Kitap 3 bölümden oluşuyor
Mehmet Ayman tarafından Erciyes Üniversitesi İlahiyat Fakültesi’nde yüksek lisans tezi olarak hazırlanan, daha sonra da kitap olarak yayınlanan çalışma toplam üç bölümden oluşmaktadır. Eserin giriş bölümünde genel olarak şüphe olgusu, şüphecilik ve tarihsel süreçte şüpheci filozoflarla bunların şüpheye dair fikirleri üzerinde durulmuştur. Bu bağlamda Pyrhonculuk, Akademi Şüpheciliği, Dialektik Şüphecilik ve Deneysel Şüphecilik ile bu ekollere bağlı filozofların epistomolojik anlamda şüpheyle ilgili fikirlerine yer verilmiştir.
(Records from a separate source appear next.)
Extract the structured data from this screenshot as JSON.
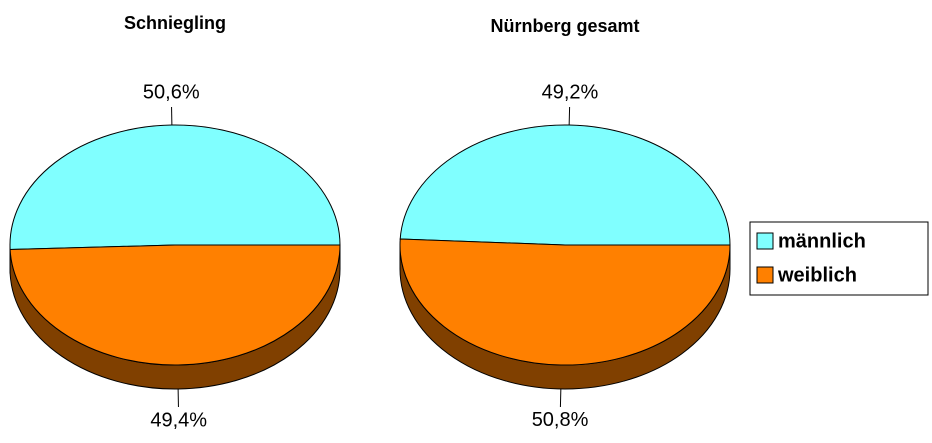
{
  "chart_data": [
    {
      "type": "pie",
      "title": "Schniegling",
      "categories": [
        "männlich",
        "weiblich"
      ],
      "values": [
        50.6,
        49.4
      ],
      "value_labels": [
        "50,6%",
        "49,4%"
      ],
      "colors": [
        "#80ffff",
        "#ff8000"
      ]
    },
    {
      "type": "pie",
      "title": "Nürnberg gesamt",
      "categories": [
        "männlich",
        "weiblich"
      ],
      "values": [
        49.2,
        50.8
      ],
      "value_labels": [
        "49,2%",
        "50,8%"
      ],
      "colors": [
        "#80ffff",
        "#ff8000"
      ]
    }
  ]
}
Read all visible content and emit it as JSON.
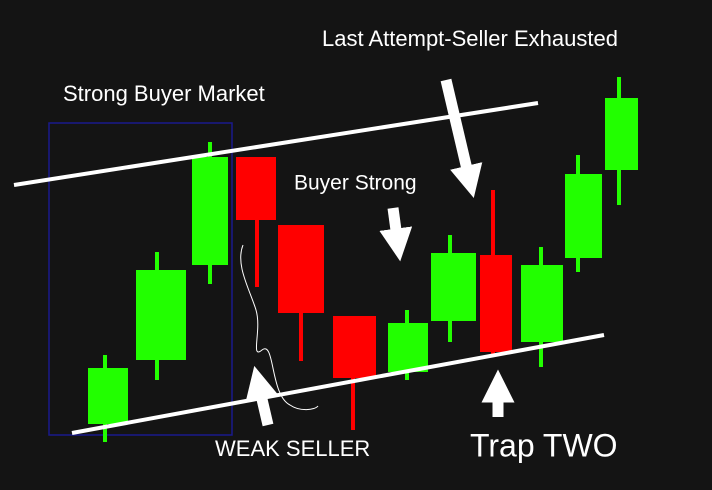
{
  "annotations": {
    "top_right": "Last Attempt-Seller Exhausted",
    "top_left": "Strong Buyer Market",
    "middle": "Buyer Strong",
    "bottom_left": "WEAK SELLER",
    "bottom_right": "Trap TWO"
  }
}
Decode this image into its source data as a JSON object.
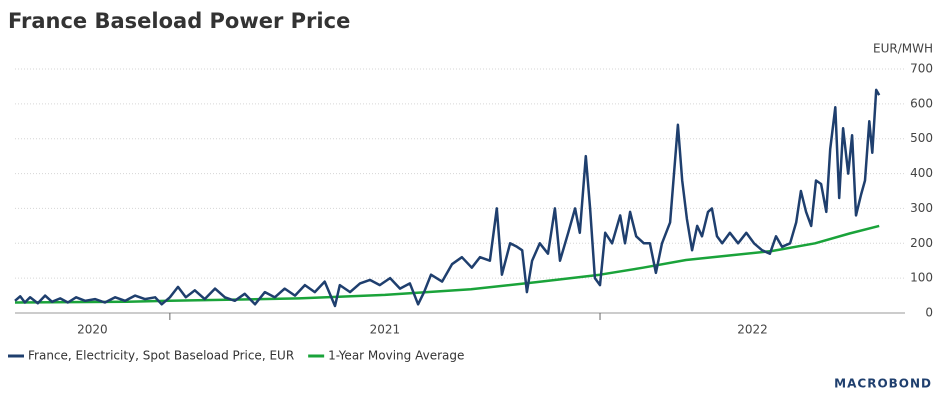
{
  "chart_data": {
    "type": "line",
    "title": "France Baseload Power Price",
    "y_axis_label": "EUR/MWH",
    "brand": "MACROBOND",
    "xlim": [
      2020.64,
      2022.709
    ],
    "xticks": [
      2021,
      2022
    ],
    "xlabels": [
      {
        "value": 2020,
        "label": "2020"
      },
      {
        "value": 2021,
        "label": "2021"
      },
      {
        "value": 2022,
        "label": "2022"
      }
    ],
    "ylim": [
      0,
      700
    ],
    "yticks": [
      0,
      100,
      200,
      300,
      400,
      500,
      600,
      700
    ],
    "grid": true,
    "series": [
      {
        "name": "France, Electricity, Spot Baseload Price, EUR",
        "color": "#1f3f6e",
        "x": [
          2020.64,
          2020.652,
          2020.663,
          2020.675,
          2020.693,
          2020.71,
          2020.726,
          2020.745,
          2020.763,
          2020.782,
          2020.803,
          2020.826,
          2020.849,
          2020.873,
          2020.896,
          2020.919,
          2020.942,
          2020.966,
          2020.981,
          2021.0,
          2021.019,
          2021.037,
          2021.058,
          2021.081,
          2021.105,
          2021.128,
          2021.151,
          2021.174,
          2021.198,
          2021.221,
          2021.244,
          2021.267,
          2021.291,
          2021.314,
          2021.337,
          2021.36,
          2021.384,
          2021.395,
          2021.419,
          2021.442,
          2021.465,
          2021.488,
          2021.512,
          2021.535,
          2021.558,
          2021.577,
          2021.591,
          2021.607,
          2021.633,
          2021.656,
          2021.679,
          2021.702,
          2021.721,
          2021.744,
          2021.76,
          2021.772,
          2021.791,
          2021.807,
          2021.819,
          2021.83,
          2021.842,
          2021.86,
          2021.879,
          2021.895,
          2021.907,
          2021.926,
          2021.942,
          2021.953,
          2021.967,
          2021.977,
          2021.988,
          2022.0,
          2022.012,
          2022.028,
          2022.047,
          2022.058,
          2022.07,
          2022.084,
          2022.102,
          2022.116,
          2022.13,
          2022.144,
          2022.163,
          2022.181,
          2022.191,
          2022.202,
          2022.214,
          2022.226,
          2022.237,
          2022.251,
          2022.26,
          2022.272,
          2022.284,
          2022.302,
          2022.321,
          2022.34,
          2022.358,
          2022.377,
          2022.395,
          2022.409,
          2022.423,
          2022.442,
          2022.456,
          2022.467,
          2022.479,
          2022.491,
          2022.502,
          2022.514,
          2022.526,
          2022.535,
          2022.547,
          2022.556,
          2022.565,
          2022.577,
          2022.586,
          2022.595,
          2022.607,
          2022.616,
          2022.626,
          2022.633,
          2022.642,
          2022.649
        ],
        "values": [
          35,
          48,
          30,
          45,
          28,
          50,
          32,
          42,
          30,
          45,
          35,
          40,
          30,
          45,
          35,
          50,
          40,
          45,
          25,
          45,
          75,
          45,
          65,
          40,
          70,
          45,
          35,
          55,
          25,
          60,
          45,
          70,
          50,
          80,
          60,
          90,
          20,
          80,
          60,
          85,
          95,
          80,
          100,
          70,
          85,
          25,
          60,
          110,
          90,
          140,
          160,
          130,
          160,
          150,
          300,
          110,
          200,
          190,
          180,
          60,
          150,
          200,
          170,
          300,
          150,
          230,
          300,
          230,
          450,
          300,
          100,
          80,
          230,
          200,
          280,
          200,
          290,
          220,
          200,
          200,
          115,
          200,
          260,
          540,
          380,
          270,
          180,
          250,
          220,
          290,
          300,
          220,
          200,
          230,
          200,
          230,
          200,
          180,
          170,
          220,
          190,
          200,
          260,
          350,
          290,
          250,
          380,
          370,
          290,
          470,
          590,
          330,
          530,
          400,
          510,
          280,
          340,
          380,
          550,
          460,
          640,
          625
        ]
      },
      {
        "name": "1-Year Moving Average",
        "color": "#1aa33a",
        "x": [
          2020.64,
          2020.9,
          2021.0,
          2021.3,
          2021.5,
          2021.7,
          2021.85,
          2022.0,
          2022.1,
          2022.2,
          2022.3,
          2022.4,
          2022.5,
          2022.58,
          2022.649
        ],
        "values": [
          30,
          32,
          35,
          42,
          52,
          68,
          88,
          110,
          130,
          152,
          165,
          178,
          200,
          228,
          250
        ]
      }
    ]
  }
}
Birinci bölümde Gazali’den önce İslam dünyasında şüpheyi kullanan düşünür ve ekollere zikredilecek, Tekafüül edilleciler (Delillerin denkliğine inananlar), İhvan-ı Safa, Batıniler, Mutezile, Sümeniyye ve Eşarilerin görüşlerine yer verilmiştir.
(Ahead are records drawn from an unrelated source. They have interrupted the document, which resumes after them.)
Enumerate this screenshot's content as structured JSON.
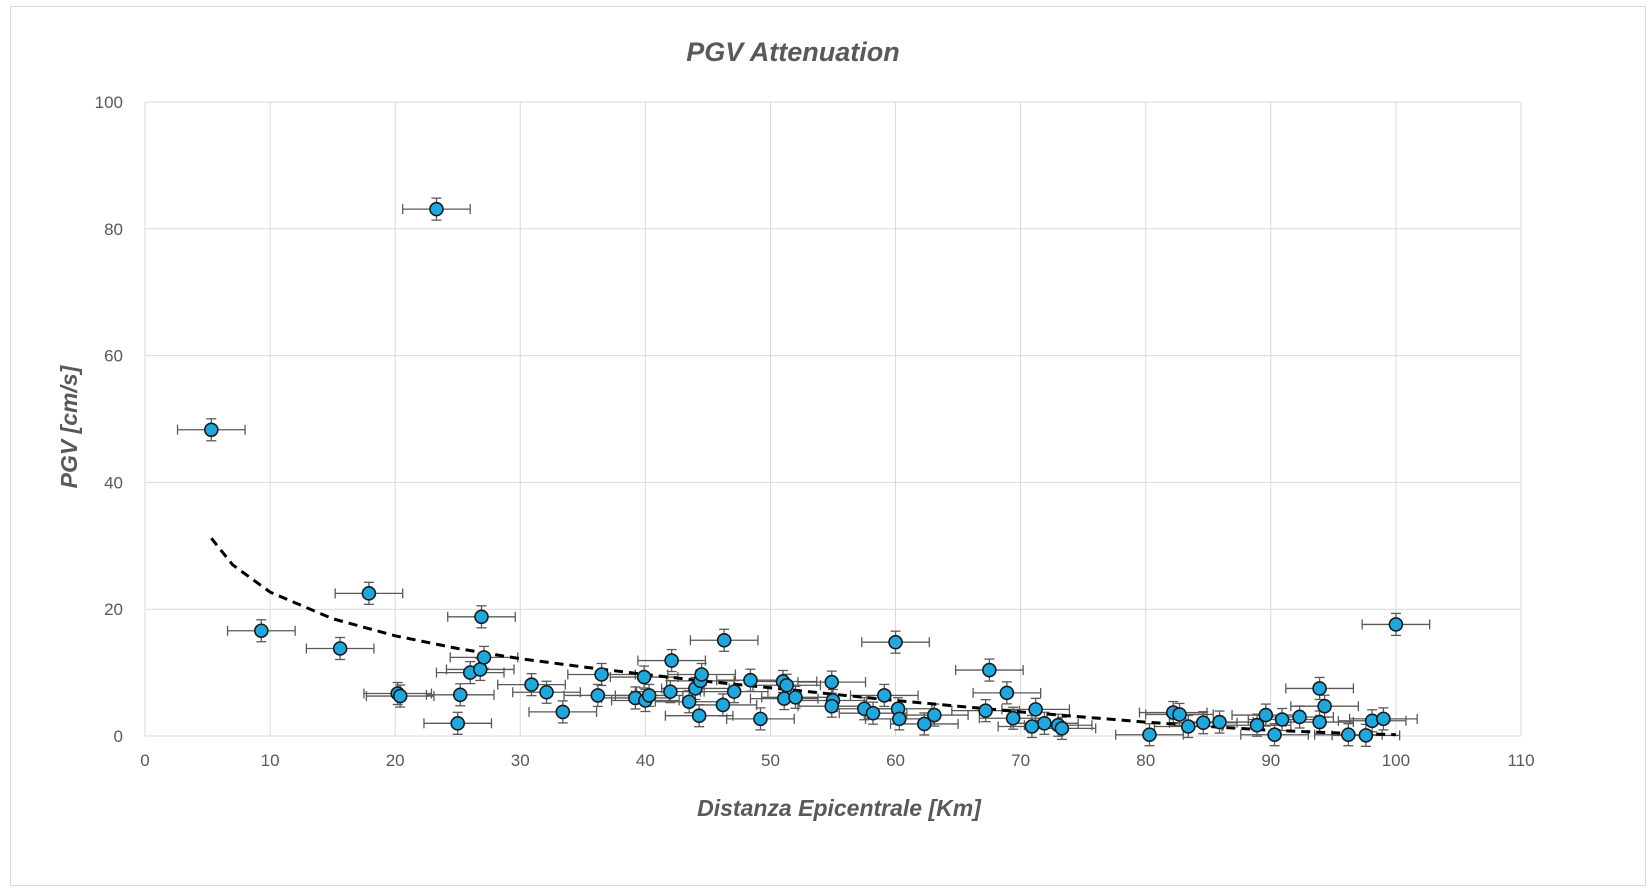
{
  "chart_data": {
    "type": "scatter",
    "title": "PGV Attenuation",
    "xlabel": "Distanza Epicentrale [Km]",
    "ylabel": "PGV [cm/s]",
    "xlim": [
      0,
      110
    ],
    "ylim": [
      0,
      100
    ],
    "x_ticks": [
      "0",
      "10",
      "20",
      "30",
      "40",
      "50",
      "60",
      "70",
      "80",
      "90",
      "100",
      "110"
    ],
    "y_ticks": [
      "0",
      "20",
      "40",
      "60",
      "80",
      "100"
    ],
    "grid": true,
    "legend": "none",
    "colors": {
      "marker_fill": "#1fa8e0",
      "marker_edge": "#1a1a1a",
      "error_bar": "#595959",
      "trend": "#000000",
      "grid": "#d9d9d9"
    },
    "x_error_km": 2.7,
    "series": [
      {
        "marker": "circle",
        "points": [
          [
            5.3,
            48.3
          ],
          [
            9.3,
            16.6
          ],
          [
            15.6,
            13.8
          ],
          [
            17.9,
            22.5
          ],
          [
            20.2,
            6.7
          ],
          [
            20.4,
            6.3
          ],
          [
            23.3,
            83.1
          ],
          [
            25.0,
            2.0
          ],
          [
            25.2,
            6.5
          ],
          [
            26.0,
            10.0
          ],
          [
            26.8,
            10.5
          ],
          [
            26.9,
            18.8
          ],
          [
            27.1,
            12.4
          ],
          [
            30.9,
            8.1
          ],
          [
            32.1,
            6.9
          ],
          [
            33.4,
            3.8
          ],
          [
            36.2,
            6.4
          ],
          [
            36.5,
            9.7
          ],
          [
            39.2,
            6.0
          ],
          [
            39.9,
            9.3
          ],
          [
            40.0,
            5.6
          ],
          [
            40.3,
            6.4
          ],
          [
            42.0,
            7.0
          ],
          [
            42.1,
            11.9
          ],
          [
            43.5,
            5.4
          ],
          [
            44.0,
            7.5
          ],
          [
            44.3,
            3.2
          ],
          [
            44.4,
            8.7
          ],
          [
            44.5,
            9.7
          ],
          [
            46.2,
            4.9
          ],
          [
            46.3,
            15.1
          ],
          [
            47.1,
            7.0
          ],
          [
            48.4,
            8.8
          ],
          [
            49.2,
            2.7
          ],
          [
            51.0,
            8.6
          ],
          [
            51.1,
            5.9
          ],
          [
            51.3,
            8.0
          ],
          [
            52.0,
            6.1
          ],
          [
            54.9,
            8.5
          ],
          [
            55.0,
            5.6
          ],
          [
            54.9,
            4.7
          ],
          [
            57.5,
            4.3
          ],
          [
            58.2,
            3.6
          ],
          [
            59.1,
            6.4
          ],
          [
            60.0,
            14.8
          ],
          [
            60.2,
            4.3
          ],
          [
            60.3,
            2.7
          ],
          [
            62.3,
            1.9
          ],
          [
            63.1,
            3.3
          ],
          [
            67.2,
            4.0
          ],
          [
            67.5,
            10.4
          ],
          [
            68.9,
            6.8
          ],
          [
            69.4,
            2.8
          ],
          [
            70.9,
            1.5
          ],
          [
            71.2,
            4.2
          ],
          [
            71.9,
            2.0
          ],
          [
            73.0,
            1.7
          ],
          [
            73.3,
            1.2
          ],
          [
            80.3,
            0.2
          ],
          [
            82.2,
            3.7
          ],
          [
            82.7,
            3.4
          ],
          [
            83.4,
            1.5
          ],
          [
            84.6,
            2.1
          ],
          [
            85.9,
            2.2
          ],
          [
            88.9,
            1.7
          ],
          [
            89.6,
            3.3
          ],
          [
            90.3,
            0.2
          ],
          [
            90.9,
            2.6
          ],
          [
            92.3,
            3.0
          ],
          [
            93.9,
            7.5
          ],
          [
            93.9,
            2.2
          ],
          [
            94.3,
            4.7
          ],
          [
            96.2,
            0.2
          ],
          [
            97.6,
            0.1
          ],
          [
            98.1,
            2.4
          ],
          [
            99.0,
            2.7
          ],
          [
            100.0,
            17.6
          ]
        ]
      }
    ],
    "trendline": {
      "style": "dashed",
      "points": [
        [
          5.3,
          31.2
        ],
        [
          7,
          27.0
        ],
        [
          10,
          22.7
        ],
        [
          15,
          18.5
        ],
        [
          20,
          15.8
        ],
        [
          25,
          13.8
        ],
        [
          30,
          12.2
        ],
        [
          35,
          10.9
        ],
        [
          40,
          9.7
        ],
        [
          45,
          8.6
        ],
        [
          50,
          7.6
        ],
        [
          55,
          6.6
        ],
        [
          60,
          5.6
        ],
        [
          65,
          4.7
        ],
        [
          70,
          3.8
        ],
        [
          75,
          3.0
        ],
        [
          80,
          2.2
        ],
        [
          85,
          1.5
        ],
        [
          90,
          0.9
        ],
        [
          95,
          0.5
        ],
        [
          100,
          0.2
        ]
      ]
    }
  }
}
Konu Gazâli’nin doğru bilgiye ulaşma çabaları ve hangi tür bilgilerden şüphe edilebileceği, buna ilaveten Gazâli’nin bilgi sistemi ve bu konuyla ilgili kavramlara ne tür anlamlar yüklediği olduğundan dolayı eserin ikinci bölümünde Gazali’ye göre bilgi problemi işlenmiştir.
Bilgi olgusu, bilgilerin kaynağı sorunu (iç ve dış algı güçleri ve algı mertebeleri) ile akıl, kalp, Nefs ve Ruh sözcüklerinin anlamları ve bu kavramların birbirleriyle ilişkileri üzerinde durularak, bilgilerin değeri konusuna açıklık getirilmiştir. 
Bu bölümde şüpheye konu olan ve olmayan bilgi türleri birbirlerinden ayrılmış ve sonuç bölümüne bir hazırlık yapılmıştır.
Kitabın üçüncü ve son bölümünde Gazâli’nin hakikat arayışında şüphenin yeri konusu işlenmiştir. Bu konuyla ilgili olarak Gazâli’nin hakiki bilgiyi ararken içine düştüğü şüphe krizlerinden birincisi yani teorik şüphe dönemine yer verilmiş, duyulur bilgilerden ve evveliyat (ilk ve temel bilgiler) dan nasıl şüphe ettiği, bu şüphe krizinden sonra safsata/şüphe haline nasıl düştüğü , aklın varlığını keşfederek bu krizden nasıl çıktığı da anlatılarak çalışmaya son verilmiştir.
Eserin sonuç ve değerlendirme bölümünde ise Gazâli’nin içine düştüğü bu şüphe krizlerinin başlangıçta zikredilen şüpheci ekollerden hangisine daha yakın olduğu ve şüphesinin isimlendirilmesi kıyaslamalar ve karşılaştırmalar yapılarak çözümlenmeye çalışılmıştır.
Kitabın sonuna eklenen Bibliyografya ve geniş bir kişi ve yer adları dizini ile genel dizin kitabın kullanımını kolaylaştırmak ve bu konuyla ilgili çalışma yapacak araştırmacılara kolaylık sağlayacağı düşünülerek olsa gerek oldukça geniş hazırlanmıştır.
İlim ve kültür hayatımıza küçük de olsa bir katkısı olur ümidiyle Çizgi Yayınları tarafından yapılan ilaveli ikinci baskısını okuyucuların takdirine sunuyoruz.